I am thankful to Shannon for continuing his prodigal prodding (those words don’t work together very well, do they?) that leads us to define our own agreements with him and sometimes disagreements. Mine keep outgrowing the comments section, so here’s another long-winded response. It has moved from elitism to the last discussions between Shannon & Sean. If you want more of that, hit the key below. If you don’t, don’t. Reminder: this is someone who makes her living in the nebulous (Shannon) or uncertain (Sean) realm of the liberal arts.
Perhaps Palin will come up with strange strategies. Biden, however, has demonstrated his: e.g., dividing Iraq into smaller entities. I suspect he reflexively reached for the last “solution” that of the former Yugoslavia. Perhaps unfairly, making that choice struck me as neither one of an original thinker or statesman. Whether unfair or not, the idea of these small new states, inevitably battling each other over borders and for oil money, adding tensions over borders to ethnic ones, didn’t seem an acute assessment of human nature and wasn’t what many Iraqis wanted. Standing on the national stage for decades doesn’t make a man’s solutions useful or wise. His interrogatory technique indicates more ego than good manners, certainly more self-dramatization than desire to learn.
We see Palin’s crack about seeing the Russian border as a straw man – a sense of proportion makes it funny. We who have found her refreshing laugh at that with her, but recognize that negotiating an important international trade agreement is a weighty accomplishment.
I found Biden’s (and Obama’s) ability to shrug off what would quite likely be genocide if we pulled out lacking – whether intelligence, sympathy, morality, or long-term imagination. Neither McCain nor Palin lacks such sensitivity. Obama’s discussions with the Iraqis betray a willingness not unique in his history of putting political ambitions above principles (aside from the international stage, manipulating elections by getting rid of his opposition doesn’t seem in the spirit, if in the letter, of open elections).
On the other hand, Sean, I suspect your acquaintances are a higher level of leftists than many we see in comments sections and in public. Most people aren’t jerks. However, I have run into leftists who do assume they understand their counterparts’ minds, and that little or at least little good resides there. Sometimes they assume that those who don’t agree with them are hicks or ignorant or, ironic given the bloody and long twentieth century history of ideologies to which some I know still cling, selfish and immoral.
Rigid ideology seems more characteristic of those I’ve known on the left than the right – but, again, this may be sampling error. Although I often agree with Bill O’Reilley, he is indeed a blowhard. Given his irritating but pervasive populism paired with his conservatism, he is less ideological than NPR – and I have spent long days listening to NPR. And if he frames the discussion from a conservative view, other opinions are more likely to be aired on his show than “All Things Considered”, though the decibel level is lower. At their worst, one shouts and the other sneers. I learn more from the radio, but its pervasive self-righteousness cancels much of its charm.

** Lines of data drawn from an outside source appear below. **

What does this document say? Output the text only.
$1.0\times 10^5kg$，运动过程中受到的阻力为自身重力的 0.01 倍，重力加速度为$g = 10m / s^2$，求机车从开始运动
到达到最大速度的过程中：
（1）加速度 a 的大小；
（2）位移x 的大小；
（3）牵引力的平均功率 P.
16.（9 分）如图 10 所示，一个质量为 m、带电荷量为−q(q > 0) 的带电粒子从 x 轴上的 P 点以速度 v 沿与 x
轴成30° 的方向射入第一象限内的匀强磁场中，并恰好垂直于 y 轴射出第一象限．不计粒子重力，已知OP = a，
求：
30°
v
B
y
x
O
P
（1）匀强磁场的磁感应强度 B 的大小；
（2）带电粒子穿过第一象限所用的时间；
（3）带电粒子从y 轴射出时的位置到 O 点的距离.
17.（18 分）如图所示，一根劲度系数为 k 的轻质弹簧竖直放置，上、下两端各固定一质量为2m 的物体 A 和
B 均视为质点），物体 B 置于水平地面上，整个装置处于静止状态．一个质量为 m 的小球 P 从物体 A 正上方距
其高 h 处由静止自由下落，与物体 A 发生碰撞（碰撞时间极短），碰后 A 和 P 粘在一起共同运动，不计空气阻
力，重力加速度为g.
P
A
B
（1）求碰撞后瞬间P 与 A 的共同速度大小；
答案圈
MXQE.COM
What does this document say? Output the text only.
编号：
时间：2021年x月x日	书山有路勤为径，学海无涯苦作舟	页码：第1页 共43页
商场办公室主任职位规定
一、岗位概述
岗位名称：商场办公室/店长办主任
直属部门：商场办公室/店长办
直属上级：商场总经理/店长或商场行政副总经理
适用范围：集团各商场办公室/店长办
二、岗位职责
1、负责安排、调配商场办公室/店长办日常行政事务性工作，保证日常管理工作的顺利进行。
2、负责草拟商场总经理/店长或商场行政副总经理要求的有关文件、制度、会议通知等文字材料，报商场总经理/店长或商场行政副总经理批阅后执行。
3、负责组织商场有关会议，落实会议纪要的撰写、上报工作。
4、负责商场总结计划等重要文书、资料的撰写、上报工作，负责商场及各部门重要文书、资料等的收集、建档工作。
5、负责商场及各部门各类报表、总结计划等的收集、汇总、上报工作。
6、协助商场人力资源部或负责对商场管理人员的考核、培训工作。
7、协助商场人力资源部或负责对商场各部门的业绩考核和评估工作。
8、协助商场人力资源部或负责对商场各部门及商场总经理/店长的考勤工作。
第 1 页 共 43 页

Another point: Knowledge has been, from the sixties on, relatively devalued in the liberal arts and ideology has been enthroned. Nonetheless, facts, research, interpretations are useful and make a difference. The truths we gain by studying history give perspective. Neither Sean nor Shannon may agree that Bush’s reading (e.g. April 1865 as we were going into Iraq) or Palin’s, (e.g. Team of Rivals as she steps onto a larger stage) gave them perspective. Coming from the liberal arts, I credit these. We also derive a fruitful understanding of human nature from literature – and its study and analysis. Conservatives find that old Puritan lens of typology useful. Believing that the world begins anew each day because of new technology is short sighted but also impractical. Respecting intellectual as well as institutional tradition is conservative. It is the richness of that approach that it took me until late adulthood to recognize and brought me back to a more conservative, more free market, more optimistic and self-reliant approach after wandering in what I now see as the mazes of liberal academic thought for decades. I was wiser in my youth (as Emerson might argue), but only in straying did I learn to appreciate those traditions (as Eliot might explain). So, yes, literature helps us understand. The liberal arts may have more nebulous, uncertain solutions; they are also, given the universality and timelessness of human nature, more resonant.